Frank Gehry sostiene que si hubiera aprendido a pilotar un avión a edad temprana no hubiera sido arquitecto. Los aviadores tienen la mirada de Dios. Esto lo sabe muy bien Martin Scorsese: en su película El aviador, cuando el protagonista, Howard Hughes, interpretado por Leonardo DiCaprio, pilota su hidroavión Hércules y gana el cielo, el punto de vista que asume la cámara de Scorsese para contarnos su peripecia es el de la divinidad. Gehry, pie en tierra, es autor de grandes catedrales laicas cuya deidad es él mismo. Dios existe, puede que sienta, y él lo encarna porque lo expresa a través de la creación suprema.
Como un dios que moldea una bola de barro para sacar de ella una criatura, Frank Gehry arruga y estruja una hoja de papel improvisando formas para convertir el resultado en un edificio. Suele decir que su trabajo está en la papelera.
Antes de que eclosionara públicamente su fuerza creativa, Gehry era un arquitecto convencional que aplicaba sus ideas originales solo en su propia casa. Al igual que aquellos directores de arte en las agencias de publicidad que adaptan su talento al criterio impuesto por las marcas para las que trabajan y los fines de semana dan rienda suelta a esa capacidad plástica que ocultan públicamente, Gehry había intervenido en su casa de una manera espectacular. Cubos de cristal incrustados en los vértices de las habitaciones y pruebas con todo tipo de materiales, entre otras cosas, daban como resultado una intervención cubista a una vivienda originalmente estándar.
Su amigo, y también arquitecto, Charles Jencks, cuenta que un día Gehry fue al baño a afeitarse y se vio impedido de hacerlo por falta de luz; la reacción fue inmediata, cogió un martillo y abrió un boquete en el techo para que entrara el sol. Acto seguido, se afeitó. Esa es una de las maneras de intervenir de Gehry: no solo toma una hoja de papel y la estruja para buscar una idea, también interviene directamente en la materia.
A esa casa, la de Gehry, fue a cenar un día el presidente de la empresa que le encargó el centro comercial Santa Monica Place, un edificio algo modernista donde se han rodado muchas películas, pero que, arquitectónicamente, se puede ubicar dentro de lo convencional. Al conocer la vivienda de Gehry, el empresario, asombrado, concluyó que si ese era el imaginario del arquitecto, de ninguna manera le podían gustar los encargos que él le hacía, como el Santa Monica Place, por ejemplo. Gehry no tuvo más remedio que admitirlo y, para su sorpresa, a partir de entonces fue invitado por el empresario a trabajar en nuevos proyectos siguiendo su propia pulsión creativa. “Fue un salto al vacío”, dice Gehry al respecto, “pero a partir de entonces fui feliz”.

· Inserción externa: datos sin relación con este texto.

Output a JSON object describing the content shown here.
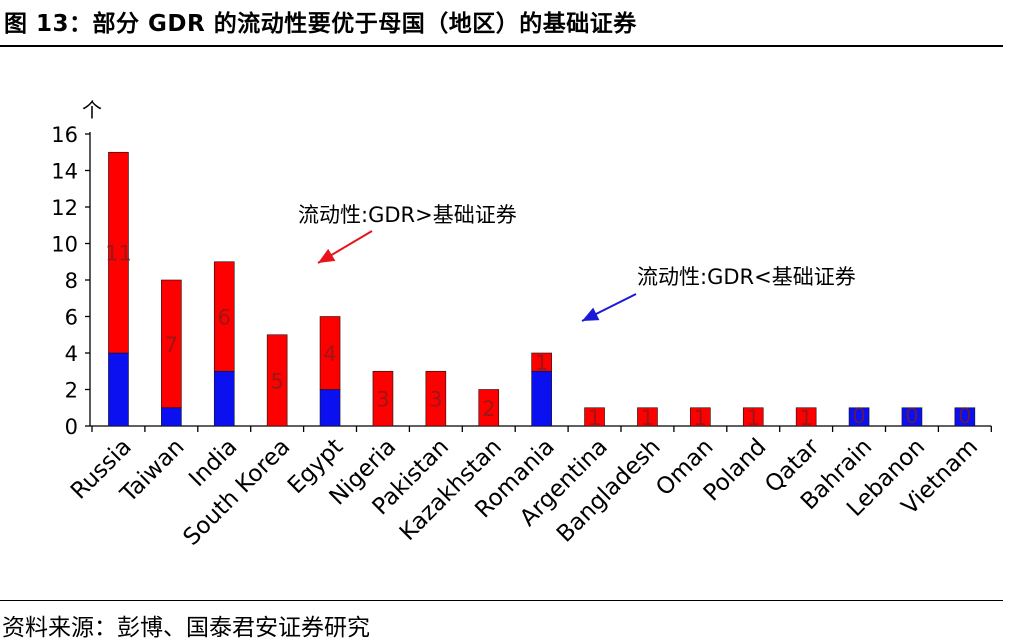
{
  "header": {
    "title": "图 13：部分 GDR 的流动性要优于母国（地区）的基础证券"
  },
  "footer": {
    "source": "资料来源：彭博、国泰君安证券研究"
  },
  "chart_data": {
    "type": "bar",
    "stacked": true,
    "title": "图 13：部分 GDR 的流动性要优于母国（地区）的基础证券",
    "ylabel": "个",
    "ylim": [
      0,
      16
    ],
    "yticks": [
      0,
      2,
      4,
      6,
      8,
      10,
      12,
      14,
      16
    ],
    "grid": false,
    "legend": "none",
    "categories": [
      "Russia",
      "Taiwan",
      "India",
      "South Korea",
      "Egypt",
      "Nigeria",
      "Pakistan",
      "Kazakhstan",
      "Romania",
      "Argentina",
      "Bangladesh",
      "Oman",
      "Poland",
      "Qatar",
      "Bahrain",
      "Lebanon",
      "Vietnam"
    ],
    "series": [
      {
        "color": "#0a10f0",
        "values": [
          4,
          1,
          3,
          0,
          2,
          0,
          0,
          0,
          3,
          0,
          0,
          0,
          0,
          0,
          1,
          1,
          1
        ]
      },
      {
        "color": "#ff0000",
        "values": [
          11,
          7,
          6,
          5,
          4,
          3,
          3,
          2,
          1,
          1,
          1,
          1,
          1,
          1,
          0,
          0,
          0
        ]
      }
    ],
    "data_labels": [
      "11",
      "7",
      "6",
      "5",
      "4",
      "3",
      "3",
      "2",
      "1",
      "1",
      "1",
      "1",
      "1",
      "1",
      "0",
      "0",
      "0"
    ],
    "annotations": [
      {
        "text": "流动性:GDR>基础证券",
        "color": "#e8141b"
      },
      {
        "text": "流动性:GDR<基础证券",
        "color": "#1a1ad6"
      }
    ]
  }
}
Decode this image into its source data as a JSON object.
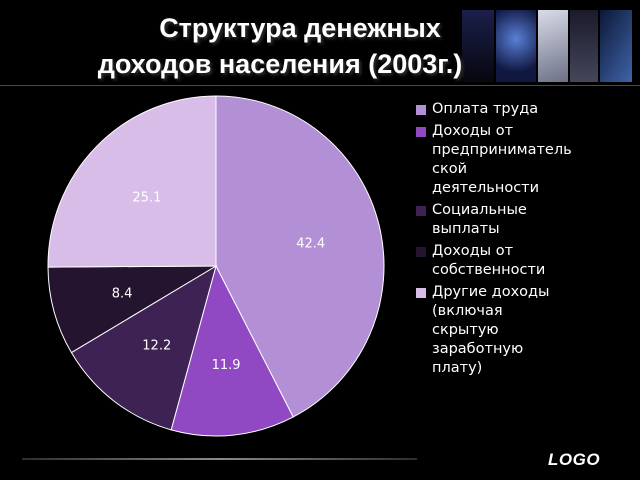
{
  "slide": {
    "title_line1": "Структура денежных",
    "title_line2": "доходов населения (2003г.)",
    "logo": "LOGO"
  },
  "chart_data": {
    "type": "pie",
    "title": "",
    "categories": [
      "Оплата труда",
      "Доходы от предпринимательской деятельности",
      "Социальные выплаты",
      "Доходы от собственности",
      "Другие доходы (включая скрытую заработную плату)"
    ],
    "legend_labels": [
      "Оплата труда",
      "Доходы от\nпредприниматель\nской\nдеятельности",
      "Социальные\nвыплаты",
      "Доходы от\nсобственности",
      "Другие доходы\n(включая\nскрытую\nзаработную\nплату)"
    ],
    "values": [
      42.4,
      11.9,
      12.2,
      8.4,
      25.1
    ],
    "data_labels": [
      "42.4",
      "11.9",
      "12.2",
      "8.4",
      "25.1"
    ],
    "colors": [
      "#b38fd6",
      "#9148c3",
      "#3e2253",
      "#25142f",
      "#d8bde8"
    ],
    "label_colors": [
      "#ffffff",
      "#ffffff",
      "#ffffff",
      "#ffffff",
      "#ffffff"
    ],
    "legend_position": "right",
    "start_angle_deg": 0,
    "direction": "clockwise"
  }
}
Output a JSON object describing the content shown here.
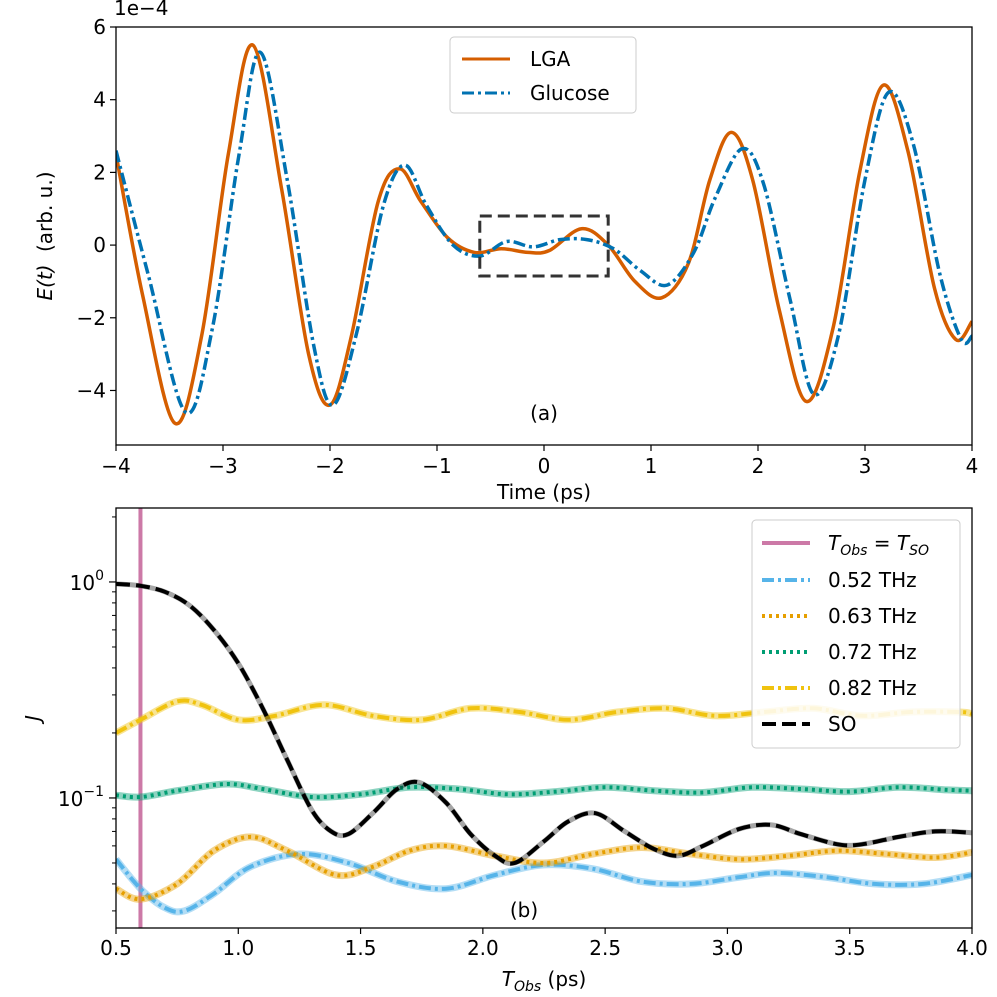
{
  "chart_data": [
    {
      "type": "line",
      "panel_label": "(a)",
      "xlabel": "Time (ps)",
      "ylabel_main": "E(t)",
      "ylabel_suffix": "(arb. u.)",
      "offset_text": "1e−4",
      "xlim": [
        -4,
        4
      ],
      "ylim": [
        -5.5,
        6
      ],
      "xticks": [
        -4,
        -3,
        -2,
        -1,
        0,
        1,
        2,
        3,
        4
      ],
      "xtick_labels": [
        "−4",
        "−3",
        "−2",
        "−1",
        "0",
        "1",
        "2",
        "3",
        "4"
      ],
      "yticks": [
        -4,
        -2,
        0,
        2,
        4,
        6
      ],
      "ytick_labels": [
        "−4",
        "−2",
        "0",
        "2",
        "4",
        "6"
      ],
      "legend_position": "top-center",
      "annotation": "dashed box around t = -0.6 to 0.6 ps",
      "box": {
        "x0": -0.6,
        "x1": 0.6,
        "y0": -0.85,
        "y1": 0.8
      },
      "series": [
        {
          "name": "LGA",
          "color": "#d55e00",
          "style": "solid",
          "x": [
            -4.0,
            -3.75,
            -3.45,
            -3.2,
            -2.95,
            -2.72,
            -2.45,
            -2.2,
            -2.0,
            -1.8,
            -1.55,
            -1.35,
            -1.15,
            -0.9,
            -0.65,
            -0.4,
            -0.15,
            0.05,
            0.35,
            0.6,
            0.85,
            1.1,
            1.35,
            1.55,
            1.75,
            1.95,
            2.2,
            2.45,
            2.7,
            2.95,
            3.17,
            3.4,
            3.65,
            3.85,
            4.0
          ],
          "y": [
            2.5,
            -1.4,
            -4.9,
            -2.5,
            2.5,
            5.5,
            1.5,
            -3.0,
            -4.4,
            -2.5,
            1.2,
            2.1,
            1.2,
            0.2,
            -0.2,
            -0.1,
            -0.2,
            -0.15,
            0.45,
            0.0,
            -1.0,
            -1.45,
            -0.5,
            1.8,
            3.1,
            1.8,
            -1.8,
            -4.3,
            -2.3,
            2.0,
            4.4,
            2.6,
            -1.2,
            -2.6,
            -2.1
          ]
        },
        {
          "name": "Glucose",
          "color": "#0072b2",
          "style": "dashdot",
          "x": [
            -4.0,
            -3.7,
            -3.35,
            -3.1,
            -2.85,
            -2.65,
            -2.4,
            -2.15,
            -1.97,
            -1.75,
            -1.5,
            -1.3,
            -1.1,
            -0.85,
            -0.6,
            -0.35,
            -0.1,
            0.15,
            0.4,
            0.65,
            0.9,
            1.15,
            1.4,
            1.6,
            1.85,
            2.05,
            2.3,
            2.52,
            2.75,
            3.0,
            3.22,
            3.45,
            3.7,
            3.9,
            4.0
          ],
          "y": [
            2.6,
            -0.8,
            -4.6,
            -2.3,
            2.5,
            5.3,
            1.8,
            -2.8,
            -4.4,
            -2.4,
            1.1,
            2.2,
            1.1,
            0.0,
            -0.3,
            0.1,
            -0.05,
            0.15,
            0.15,
            -0.1,
            -0.7,
            -1.1,
            -0.2,
            1.3,
            2.65,
            1.7,
            -1.5,
            -4.1,
            -2.5,
            1.8,
            4.2,
            2.8,
            -0.8,
            -2.6,
            -2.5
          ]
        }
      ]
    },
    {
      "type": "line",
      "panel_label": "(b)",
      "xlabel_main": "T",
      "xlabel_sub": "Obs",
      "xlabel_suffix": " (ps)",
      "ylabel": "J",
      "yscale": "log",
      "xlim": [
        0.5,
        4.0
      ],
      "ylim": [
        0.025,
        2.2
      ],
      "xticks": [
        0.5,
        1.0,
        1.5,
        2.0,
        2.5,
        3.0,
        3.5,
        4.0
      ],
      "xtick_labels": [
        "0.5",
        "1.0",
        "1.5",
        "2.0",
        "2.5",
        "3.0",
        "3.5",
        "4.0"
      ],
      "yticks": [
        0.1,
        1.0
      ],
      "ytick_base": "10",
      "ytick_exponents": [
        "−1",
        "0"
      ],
      "vline": {
        "x": 0.6,
        "color": "#cc79a7"
      },
      "legend_position": "top-right",
      "legend_vline": {
        "T": "T",
        "sub1": "Obs",
        "eq": " = ",
        "sub2": "SO"
      },
      "series": [
        {
          "name": "0.52 THz",
          "color": "#56b4e9",
          "style": "dashdot",
          "x": [
            0.5,
            0.6,
            0.7,
            0.78,
            0.9,
            1.05,
            1.25,
            1.45,
            1.65,
            1.85,
            2.05,
            2.25,
            2.45,
            2.65,
            2.85,
            3.05,
            3.2,
            3.4,
            3.6,
            3.8,
            4.0
          ],
          "y": [
            0.052,
            0.038,
            0.031,
            0.03,
            0.036,
            0.048,
            0.055,
            0.05,
            0.041,
            0.038,
            0.044,
            0.049,
            0.047,
            0.041,
            0.04,
            0.043,
            0.045,
            0.043,
            0.04,
            0.04,
            0.044
          ]
        },
        {
          "name": "0.63 THz",
          "color": "#e69f00",
          "style": "dotted",
          "x": [
            0.5,
            0.6,
            0.75,
            0.9,
            1.05,
            1.2,
            1.4,
            1.55,
            1.7,
            1.85,
            2.05,
            2.25,
            2.45,
            2.65,
            2.85,
            3.05,
            3.25,
            3.45,
            3.65,
            3.85,
            4.0
          ],
          "y": [
            0.038,
            0.034,
            0.04,
            0.057,
            0.066,
            0.057,
            0.044,
            0.048,
            0.057,
            0.06,
            0.054,
            0.05,
            0.055,
            0.059,
            0.055,
            0.052,
            0.054,
            0.057,
            0.055,
            0.053,
            0.056
          ]
        },
        {
          "name": "0.72 THz",
          "color": "#009e73",
          "style": "dotted",
          "x": [
            0.5,
            0.6,
            0.75,
            0.95,
            1.1,
            1.3,
            1.5,
            1.7,
            1.9,
            2.1,
            2.3,
            2.5,
            2.7,
            2.9,
            3.1,
            3.3,
            3.5,
            3.7,
            3.9,
            4.0
          ],
          "y": [
            0.103,
            0.101,
            0.108,
            0.116,
            0.11,
            0.101,
            0.104,
            0.112,
            0.11,
            0.104,
            0.107,
            0.112,
            0.108,
            0.106,
            0.112,
            0.11,
            0.107,
            0.112,
            0.109,
            0.108
          ]
        },
        {
          "name": "0.82 THz",
          "color": "#f0c30f",
          "style": "dashdot",
          "x": [
            0.5,
            0.6,
            0.75,
            0.85,
            1.0,
            1.15,
            1.35,
            1.55,
            1.75,
            1.95,
            2.15,
            2.35,
            2.55,
            2.75,
            2.95,
            3.15,
            3.35,
            3.55,
            3.75,
            3.95,
            4.0
          ],
          "y": [
            0.2,
            0.23,
            0.28,
            0.27,
            0.23,
            0.24,
            0.27,
            0.24,
            0.23,
            0.26,
            0.25,
            0.23,
            0.25,
            0.26,
            0.24,
            0.25,
            0.26,
            0.24,
            0.25,
            0.25,
            0.245
          ]
        },
        {
          "name": "SO",
          "color": "#000000",
          "style": "dashed",
          "x": [
            0.5,
            0.6,
            0.7,
            0.8,
            0.9,
            1.0,
            1.1,
            1.2,
            1.3,
            1.38,
            1.45,
            1.55,
            1.65,
            1.74,
            1.85,
            1.95,
            2.05,
            2.13,
            2.25,
            2.35,
            2.46,
            2.58,
            2.7,
            2.8,
            2.9,
            3.05,
            3.18,
            3.3,
            3.45,
            3.55,
            3.7,
            3.85,
            4.0
          ],
          "y": [
            0.98,
            0.96,
            0.9,
            0.78,
            0.6,
            0.42,
            0.26,
            0.15,
            0.088,
            0.07,
            0.068,
            0.085,
            0.11,
            0.118,
            0.095,
            0.068,
            0.054,
            0.05,
            0.063,
            0.078,
            0.085,
            0.07,
            0.058,
            0.054,
            0.06,
            0.072,
            0.075,
            0.068,
            0.061,
            0.061,
            0.066,
            0.07,
            0.069
          ]
        }
      ]
    }
  ]
}
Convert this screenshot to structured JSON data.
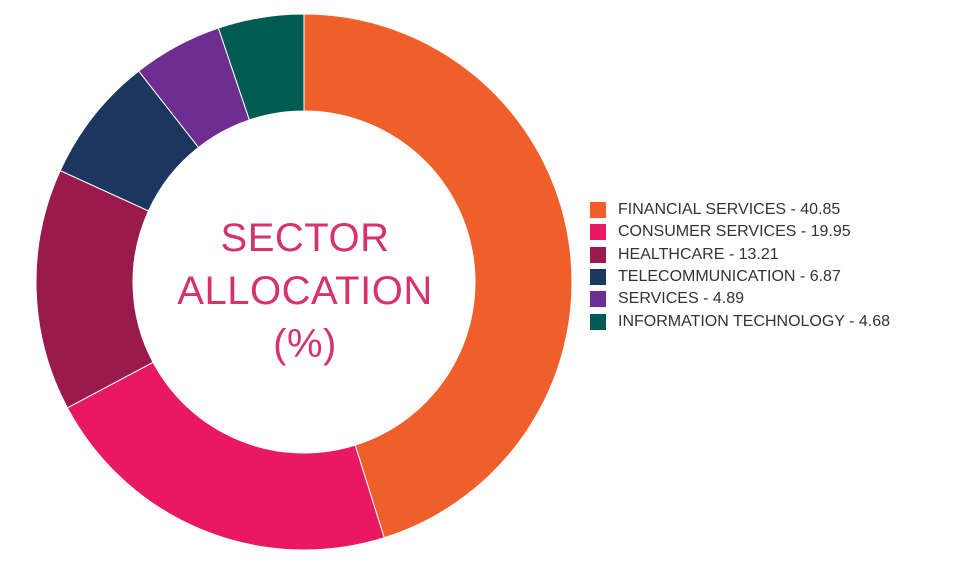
{
  "chart_data": {
    "type": "pie",
    "variant": "donut",
    "title_lines": [
      "SECTOR",
      "ALLOCATION",
      "(%)"
    ],
    "start_angle_deg": 0,
    "direction": "clockwise",
    "legend_position": "right",
    "slices": [
      {
        "label": "FINANCIAL SERVICES",
        "value": 40.85,
        "legend_text": "FINANCIAL SERVICES - 40.85",
        "color": "#f05f29"
      },
      {
        "label": "CONSUMER SERVICES",
        "value": 19.95,
        "legend_text": "CONSUMER SERVICES - 19.95",
        "color": "#ea1863"
      },
      {
        "label": "HEALTHCARE",
        "value": 13.21,
        "legend_text": "HEALTHCARE - 13.21",
        "color": "#9b1a4d"
      },
      {
        "label": "TELECOMMUNICATION",
        "value": 6.87,
        "legend_text": "TELECOMMUNICATION - 6.87",
        "color": "#1b365f"
      },
      {
        "label": "SERVICES",
        "value": 4.89,
        "legend_text": "SERVICES - 4.89",
        "color": "#6e2d91"
      },
      {
        "label": "INFORMATION TECHNOLOGY",
        "value": 4.68,
        "legend_text": "INFORMATION TECHNOLOGY - 4.68",
        "color": "#005c53"
      }
    ]
  }
}
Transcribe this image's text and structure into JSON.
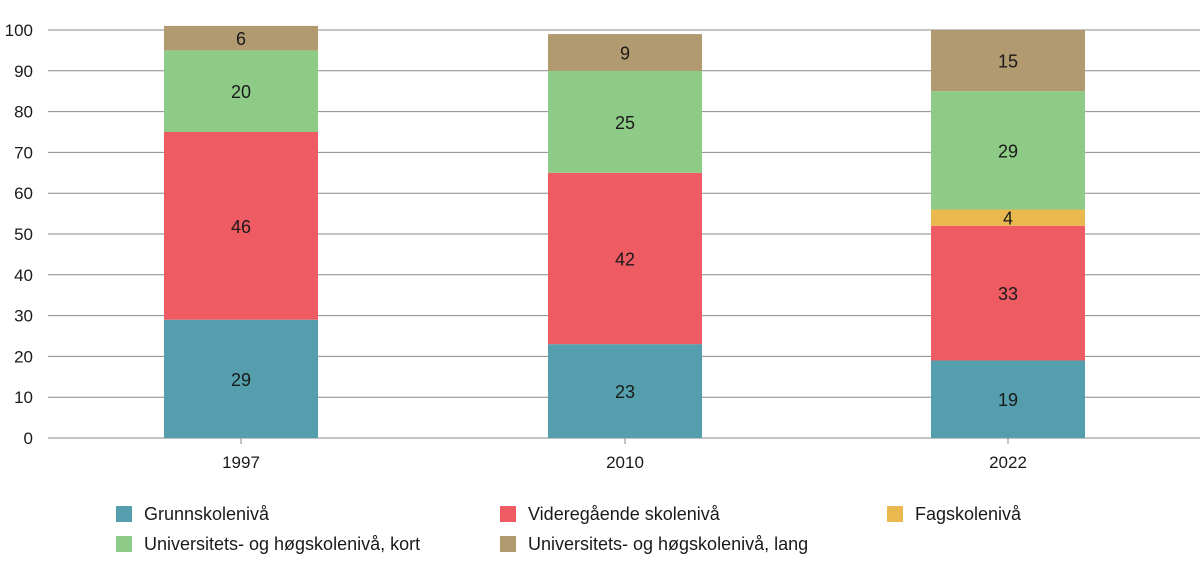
{
  "chart_data": {
    "type": "bar",
    "stacked": true,
    "categories": [
      "1997",
      "2010",
      "2022"
    ],
    "series": [
      {
        "name": "Grunnskolenivå",
        "color": "#549ead",
        "values": [
          29,
          23,
          19
        ]
      },
      {
        "name": "Videregående skolenivå",
        "color": "#ef5b62",
        "values": [
          46,
          42,
          33
        ]
      },
      {
        "name": "Fagskolenivå",
        "color": "#e9b84e",
        "values": [
          0,
          0,
          4
        ]
      },
      {
        "name": "Universitets- og høgskolenivå, kort",
        "color": "#8ecb87",
        "values": [
          20,
          25,
          29
        ]
      },
      {
        "name": "Universitets- og høgskolenivå, lang",
        "color": "#b29a70",
        "values": [
          6,
          9,
          15
        ]
      }
    ],
    "ylim": [
      0,
      100
    ],
    "yticks": [
      "0",
      "10",
      "20",
      "30",
      "40",
      "50",
      "60",
      "70",
      "80",
      "90",
      "100"
    ],
    "grid": true,
    "legend_position": "bottom",
    "title": "",
    "xlabel": "",
    "ylabel": ""
  }
}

Sin ánimo de ser aguafiestas se podría afirmar que la felicidad de Gehry se extiende sobre nuestra desdicha ya que la moraleja de la fábula del ladrillo deja monumentos encallados en el mar de una deuda incalculable. Gehry, Foster, Calatrava o Jean Nouvel son nombres, marcas que ninguna comunidad o municipio quiso dejar de ostentar cuando se descubrió que el negocio inmobiliario podía tener una significación sublime y así, como la religión tiene su mística, el ladrillo alcanzó la deidad de la mano de los creadores supremos, de los dioses del siglo XXI, puestos a construir su torre de Babel propia.
Sabido es que el fracaso de la torre que pretendía alcanzar el cielo en la después llamada Babilonia, se produjo cuando Dios, para impedir la empresa, confundió las lenguas de los hombres y estos, en fatal confusión, se dispersaron a la deriva. Aquí también se vislumbró un cielo lleno de aviones y por eso se erigió un aeropuerto en cuyas pistas, en la confusión posterior –similar a la de Babel– empezaron a circular automóviles de competición. Los nuevos pueblos, como Seseña, quedaron convertidos en sitios fantasmas cuando constructores, banqueros y compradores pasaron a balbucear lenguas diferentes. En la dispersión final, estos, los –en apariencia– propietarios, regresaron a Ecuador, Argentina, Colombia, Marruecos y muchos nativos al pueblo de sus padres o, en el peor caso, a la calle.
La destrucción de Babel se presenta en el Génesis pero donde se cuenta la historia y su trágico fin es en el libro del Apocalipsis. Puede que sea la etapa que nos encontramos atravesando en el relato que escribimos colectivamente. Y puede, también, que no haya que tomarse a broma a Gehry cuando dice que su trabajo está en la papelera.